Photo d'illustration
  • La Consumers Protection Unit en présence de plusieurs plaintes des consommateurs ayant acheté récemment ses cartes téléphoniques, invalides pour des appels internationaux

Data Communications Ltd, en “receivership” depuis l’année dernière, a officiellement cessé ses activités le 21 février dernier. L’un des produits phares de cette compagnie, qui avait fait sa place en tant qu’opérateur de téléphonie internationale, était les cartes téléphoniques Easicall.

Or, bien que la compagnie n’existe plus, ses cartes sont toujours en vente chez ses revendeurs. La Consumers Protection Unit serait déjà en présence de plusieurs plaintes des personnes ayant acheté ses cartes téléphoniques qui ne sont plus valides. Une enquête a été initiée.

Data communications Ltd, également connue sous le nom de DCL était en liquidation depuis un jugement tombé en octobre 2018. Le 21 février de cette année, la compagnie a officiellement cessé ses activités après accumulation de dettes de plusieurs millions de roupies.

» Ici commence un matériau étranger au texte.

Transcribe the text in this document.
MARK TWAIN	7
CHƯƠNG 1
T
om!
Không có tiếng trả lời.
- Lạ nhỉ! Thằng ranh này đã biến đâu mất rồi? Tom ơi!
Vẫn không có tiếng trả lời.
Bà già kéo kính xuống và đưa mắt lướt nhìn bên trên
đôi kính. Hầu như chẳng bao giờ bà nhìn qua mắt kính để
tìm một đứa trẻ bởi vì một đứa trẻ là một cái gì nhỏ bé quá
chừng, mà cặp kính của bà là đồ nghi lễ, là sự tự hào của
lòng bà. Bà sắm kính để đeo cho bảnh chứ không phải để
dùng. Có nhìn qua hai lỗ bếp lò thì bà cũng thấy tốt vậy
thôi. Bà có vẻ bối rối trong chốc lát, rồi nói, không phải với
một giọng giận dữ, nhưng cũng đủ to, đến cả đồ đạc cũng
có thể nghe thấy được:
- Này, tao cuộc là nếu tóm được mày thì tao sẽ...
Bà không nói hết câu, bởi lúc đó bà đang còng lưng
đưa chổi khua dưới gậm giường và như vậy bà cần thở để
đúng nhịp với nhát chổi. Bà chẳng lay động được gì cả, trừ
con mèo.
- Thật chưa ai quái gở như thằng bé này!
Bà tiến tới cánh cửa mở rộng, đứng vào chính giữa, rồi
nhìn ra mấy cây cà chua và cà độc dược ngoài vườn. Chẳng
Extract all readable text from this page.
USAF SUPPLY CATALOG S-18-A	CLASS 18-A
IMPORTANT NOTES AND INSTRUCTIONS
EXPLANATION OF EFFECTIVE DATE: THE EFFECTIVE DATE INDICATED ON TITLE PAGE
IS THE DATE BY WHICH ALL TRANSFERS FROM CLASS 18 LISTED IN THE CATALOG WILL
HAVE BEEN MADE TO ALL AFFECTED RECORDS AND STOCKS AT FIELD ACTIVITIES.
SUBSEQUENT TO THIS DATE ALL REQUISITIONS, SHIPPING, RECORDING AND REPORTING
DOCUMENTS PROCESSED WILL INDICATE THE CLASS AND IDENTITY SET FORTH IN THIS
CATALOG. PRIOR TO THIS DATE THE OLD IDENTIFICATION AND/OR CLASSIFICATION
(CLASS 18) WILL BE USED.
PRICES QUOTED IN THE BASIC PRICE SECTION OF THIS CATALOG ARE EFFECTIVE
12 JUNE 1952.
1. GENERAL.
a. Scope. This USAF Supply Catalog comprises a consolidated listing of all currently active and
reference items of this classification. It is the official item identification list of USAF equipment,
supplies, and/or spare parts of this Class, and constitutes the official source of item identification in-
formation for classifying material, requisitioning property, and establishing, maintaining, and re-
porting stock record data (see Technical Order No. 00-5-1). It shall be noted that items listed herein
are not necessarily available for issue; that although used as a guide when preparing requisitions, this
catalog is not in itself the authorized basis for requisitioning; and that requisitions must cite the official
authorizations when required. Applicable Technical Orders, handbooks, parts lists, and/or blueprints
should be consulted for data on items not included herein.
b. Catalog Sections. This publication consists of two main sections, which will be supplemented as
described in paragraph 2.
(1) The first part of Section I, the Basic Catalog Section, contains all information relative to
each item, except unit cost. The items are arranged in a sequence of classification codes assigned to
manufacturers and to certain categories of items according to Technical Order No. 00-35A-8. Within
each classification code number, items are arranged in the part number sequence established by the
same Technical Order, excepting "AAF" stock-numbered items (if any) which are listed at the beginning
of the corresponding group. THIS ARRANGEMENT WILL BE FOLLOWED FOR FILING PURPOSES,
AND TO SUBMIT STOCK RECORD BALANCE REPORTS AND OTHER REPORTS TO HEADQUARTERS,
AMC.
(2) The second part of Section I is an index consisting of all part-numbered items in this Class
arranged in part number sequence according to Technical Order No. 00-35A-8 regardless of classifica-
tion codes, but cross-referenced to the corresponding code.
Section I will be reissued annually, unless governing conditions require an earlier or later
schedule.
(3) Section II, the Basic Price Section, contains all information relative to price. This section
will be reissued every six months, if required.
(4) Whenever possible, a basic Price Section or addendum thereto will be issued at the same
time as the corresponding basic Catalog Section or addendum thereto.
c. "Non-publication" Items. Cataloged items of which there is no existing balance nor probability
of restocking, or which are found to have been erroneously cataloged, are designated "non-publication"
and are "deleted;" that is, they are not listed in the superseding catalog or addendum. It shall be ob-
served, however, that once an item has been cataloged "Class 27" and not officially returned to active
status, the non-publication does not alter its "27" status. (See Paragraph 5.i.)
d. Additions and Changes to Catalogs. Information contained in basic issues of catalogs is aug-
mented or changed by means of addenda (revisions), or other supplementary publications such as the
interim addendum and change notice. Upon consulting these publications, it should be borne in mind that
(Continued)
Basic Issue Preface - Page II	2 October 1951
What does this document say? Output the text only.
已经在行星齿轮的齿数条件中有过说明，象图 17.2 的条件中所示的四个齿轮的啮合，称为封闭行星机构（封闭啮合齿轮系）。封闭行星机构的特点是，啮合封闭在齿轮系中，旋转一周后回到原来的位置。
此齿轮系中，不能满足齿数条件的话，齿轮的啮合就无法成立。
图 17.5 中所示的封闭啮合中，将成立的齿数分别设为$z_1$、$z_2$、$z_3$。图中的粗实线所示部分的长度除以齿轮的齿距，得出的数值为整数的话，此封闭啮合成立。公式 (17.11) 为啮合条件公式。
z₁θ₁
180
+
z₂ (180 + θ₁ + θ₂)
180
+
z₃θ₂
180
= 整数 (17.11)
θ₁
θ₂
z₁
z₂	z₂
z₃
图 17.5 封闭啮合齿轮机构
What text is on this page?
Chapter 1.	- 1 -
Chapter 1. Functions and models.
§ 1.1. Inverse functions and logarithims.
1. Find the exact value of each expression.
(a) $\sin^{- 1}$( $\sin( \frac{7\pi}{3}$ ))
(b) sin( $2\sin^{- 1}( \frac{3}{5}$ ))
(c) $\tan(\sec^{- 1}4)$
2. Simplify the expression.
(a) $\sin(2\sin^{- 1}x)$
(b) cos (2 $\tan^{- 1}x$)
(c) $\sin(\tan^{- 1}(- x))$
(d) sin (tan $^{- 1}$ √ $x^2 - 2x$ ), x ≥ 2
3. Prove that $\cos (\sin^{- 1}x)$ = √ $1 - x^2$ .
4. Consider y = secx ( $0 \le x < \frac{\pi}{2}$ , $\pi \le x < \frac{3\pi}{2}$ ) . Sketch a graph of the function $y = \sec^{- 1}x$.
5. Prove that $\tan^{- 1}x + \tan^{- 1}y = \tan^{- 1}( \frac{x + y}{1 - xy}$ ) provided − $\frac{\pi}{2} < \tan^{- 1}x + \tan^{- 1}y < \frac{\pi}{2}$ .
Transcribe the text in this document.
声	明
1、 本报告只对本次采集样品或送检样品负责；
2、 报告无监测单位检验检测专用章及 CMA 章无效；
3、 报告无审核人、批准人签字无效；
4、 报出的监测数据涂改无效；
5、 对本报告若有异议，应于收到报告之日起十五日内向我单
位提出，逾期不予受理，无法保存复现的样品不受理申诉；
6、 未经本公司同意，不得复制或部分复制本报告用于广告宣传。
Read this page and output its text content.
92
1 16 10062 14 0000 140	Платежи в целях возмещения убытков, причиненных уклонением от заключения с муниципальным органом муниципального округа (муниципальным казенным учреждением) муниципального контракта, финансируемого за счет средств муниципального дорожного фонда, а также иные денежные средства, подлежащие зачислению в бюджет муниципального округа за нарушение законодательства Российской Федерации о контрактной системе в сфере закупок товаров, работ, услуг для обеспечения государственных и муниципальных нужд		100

Or si la compagnie n’existe plus, ses produits par contre sont toujours en vente sur le marché. Depuis 2014, sous le pilier des télécommunications, DCL offrait la possibilité aux particuliers mauriciens de téléphoner à l’extérieur grâce à son produit phare, Easicall. DCL s’était même imposée comme un concurrent direct de Mauritius Telecom qui propose la carte Sezam en offrant des tarifs plus économiques. Cependant si ces cartes sont toujours en vente, elles ne sont plus valides.

Plusieurs personnes ayant acheté cette carte ont porté plainte. Pour accéder à son correspondant, l’utilisateur doit composer le 320 20 30, suivi du “Personal Access Code”. Il doit ensuite composer le code international, le code du pays, le code de la région et le numéro du correspondant.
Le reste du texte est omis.